Tell people you are open to networking. You can get into trouble with the LinkedIn police if you try to connect with people you don’t know. If too many potential connections “ignore” your request and then indicate they don’t know you, your account could be suspended. Take away the risk for those who want to connect with you, and include a statement in your summary about who you are (or are not) willing to connect with.
My policy is simple – I selectively invite people to connect with, but I accept all LinkedIn requests (unless they look spammy or inappropriate). You may see the phrase LION (LinkedIn Open Networker) as you view profiles, so you can confidently send an invitation to connect. This is what my statement looks like:
Include examples of your work. In your summary section, as well as for each position you list in your experience section, you have the opportunity to attach examples of your work. Creative folks (like graphic designers or advertising executives) are very familiar with having a portfolio. However, everyone should have a portfolio of their best work.
Make sure you don’t post anything confidential about your current or former employers. Find your best work, and once you have removed anything sensitive, post it on your profile. So far, I’ve posted a PowerPoint of a presentation I recently gave on Maximizing Your Work. If it wouldn’t be appropriate in your line of work to post examples, then create a PowerPoint presentation which highlights your accomplishments. Get creative with this.
Take advantage of new sections. LinkedIn now has sections for Projects, Languages, Honors & Awards, Test Scores, Patents, and more. Have you take college courses but not finished your degree?
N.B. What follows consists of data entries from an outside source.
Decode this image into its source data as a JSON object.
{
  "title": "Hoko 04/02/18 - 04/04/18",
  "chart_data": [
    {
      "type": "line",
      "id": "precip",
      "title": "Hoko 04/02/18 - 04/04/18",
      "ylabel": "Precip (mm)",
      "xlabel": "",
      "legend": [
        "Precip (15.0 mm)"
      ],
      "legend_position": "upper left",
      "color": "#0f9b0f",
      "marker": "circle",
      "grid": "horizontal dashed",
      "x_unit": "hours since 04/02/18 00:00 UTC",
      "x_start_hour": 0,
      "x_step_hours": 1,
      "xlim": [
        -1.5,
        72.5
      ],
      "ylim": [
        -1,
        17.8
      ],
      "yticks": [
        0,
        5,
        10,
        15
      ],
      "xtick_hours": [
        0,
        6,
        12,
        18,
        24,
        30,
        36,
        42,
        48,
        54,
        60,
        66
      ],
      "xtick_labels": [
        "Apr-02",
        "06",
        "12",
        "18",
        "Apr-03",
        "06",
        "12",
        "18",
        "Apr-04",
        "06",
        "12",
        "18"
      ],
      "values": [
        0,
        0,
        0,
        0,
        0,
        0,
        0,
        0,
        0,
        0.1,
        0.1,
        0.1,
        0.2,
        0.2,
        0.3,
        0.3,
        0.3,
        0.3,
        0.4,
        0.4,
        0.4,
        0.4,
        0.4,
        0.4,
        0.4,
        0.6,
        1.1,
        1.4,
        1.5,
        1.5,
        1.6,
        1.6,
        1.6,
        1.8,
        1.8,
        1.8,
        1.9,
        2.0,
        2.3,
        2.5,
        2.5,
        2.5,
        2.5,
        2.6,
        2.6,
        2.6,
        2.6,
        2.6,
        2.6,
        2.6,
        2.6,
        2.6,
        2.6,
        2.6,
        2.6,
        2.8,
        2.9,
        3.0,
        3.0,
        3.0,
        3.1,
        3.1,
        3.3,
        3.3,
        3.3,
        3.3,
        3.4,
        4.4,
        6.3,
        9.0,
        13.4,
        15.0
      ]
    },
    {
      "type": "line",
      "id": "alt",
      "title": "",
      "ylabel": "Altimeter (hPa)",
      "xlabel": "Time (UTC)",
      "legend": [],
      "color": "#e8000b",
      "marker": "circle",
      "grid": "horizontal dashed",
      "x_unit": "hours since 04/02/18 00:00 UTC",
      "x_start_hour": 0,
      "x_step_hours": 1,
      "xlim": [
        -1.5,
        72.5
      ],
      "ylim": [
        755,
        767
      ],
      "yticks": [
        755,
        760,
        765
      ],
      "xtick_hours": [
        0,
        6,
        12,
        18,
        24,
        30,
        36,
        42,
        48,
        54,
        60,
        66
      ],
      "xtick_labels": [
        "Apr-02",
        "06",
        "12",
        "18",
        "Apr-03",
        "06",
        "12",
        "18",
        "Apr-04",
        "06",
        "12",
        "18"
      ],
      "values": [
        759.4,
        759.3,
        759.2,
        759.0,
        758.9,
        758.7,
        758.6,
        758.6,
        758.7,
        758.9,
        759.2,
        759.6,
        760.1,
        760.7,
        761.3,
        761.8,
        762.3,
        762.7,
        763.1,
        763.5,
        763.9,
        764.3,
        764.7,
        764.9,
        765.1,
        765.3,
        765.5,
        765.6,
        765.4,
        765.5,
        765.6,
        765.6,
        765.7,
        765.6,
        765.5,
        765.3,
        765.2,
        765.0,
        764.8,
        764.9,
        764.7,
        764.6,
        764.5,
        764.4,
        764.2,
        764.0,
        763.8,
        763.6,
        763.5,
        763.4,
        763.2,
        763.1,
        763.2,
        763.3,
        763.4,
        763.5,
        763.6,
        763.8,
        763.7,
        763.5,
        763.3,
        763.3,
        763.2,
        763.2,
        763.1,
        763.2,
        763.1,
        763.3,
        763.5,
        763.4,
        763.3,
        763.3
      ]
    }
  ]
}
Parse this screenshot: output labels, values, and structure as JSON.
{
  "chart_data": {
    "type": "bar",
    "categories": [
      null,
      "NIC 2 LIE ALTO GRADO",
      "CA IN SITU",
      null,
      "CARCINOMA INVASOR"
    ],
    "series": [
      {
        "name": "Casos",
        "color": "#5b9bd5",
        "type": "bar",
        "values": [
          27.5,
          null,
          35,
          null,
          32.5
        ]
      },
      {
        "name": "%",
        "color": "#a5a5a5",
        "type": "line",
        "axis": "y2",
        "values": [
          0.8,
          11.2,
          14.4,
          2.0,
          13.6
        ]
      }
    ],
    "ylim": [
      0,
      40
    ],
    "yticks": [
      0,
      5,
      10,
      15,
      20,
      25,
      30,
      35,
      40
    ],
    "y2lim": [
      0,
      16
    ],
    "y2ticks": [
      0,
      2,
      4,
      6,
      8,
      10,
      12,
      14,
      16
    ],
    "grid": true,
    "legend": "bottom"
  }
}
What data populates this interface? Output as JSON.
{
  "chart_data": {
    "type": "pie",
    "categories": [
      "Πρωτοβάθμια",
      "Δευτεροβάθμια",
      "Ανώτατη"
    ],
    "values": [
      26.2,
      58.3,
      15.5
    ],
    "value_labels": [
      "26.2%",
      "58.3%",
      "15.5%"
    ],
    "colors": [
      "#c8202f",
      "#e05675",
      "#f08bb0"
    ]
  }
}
There is a courses section you can use to highlight that education. The sections I’m using right now are Volunteer Experiences & Causes, Certifications, Publications, and Organizations. Whatever you bring to the table, there is a place to put it now.
Before you pass over the “Publications” section too quickly, remember the definition of “published” has changed significantly. This isn’t being a best-selling author or even appearing in a trade journal. For example, I’ve included links to my guest posts on other blogs as publications.
I know I’ve only scratched the surface here, and I’m planning future posts to expand some of these. If you really want to get serious, the book to buy is Maximum Success With LinkedIn by Dan Sherman.
Have you already implemented some of these suggestions? What would you add?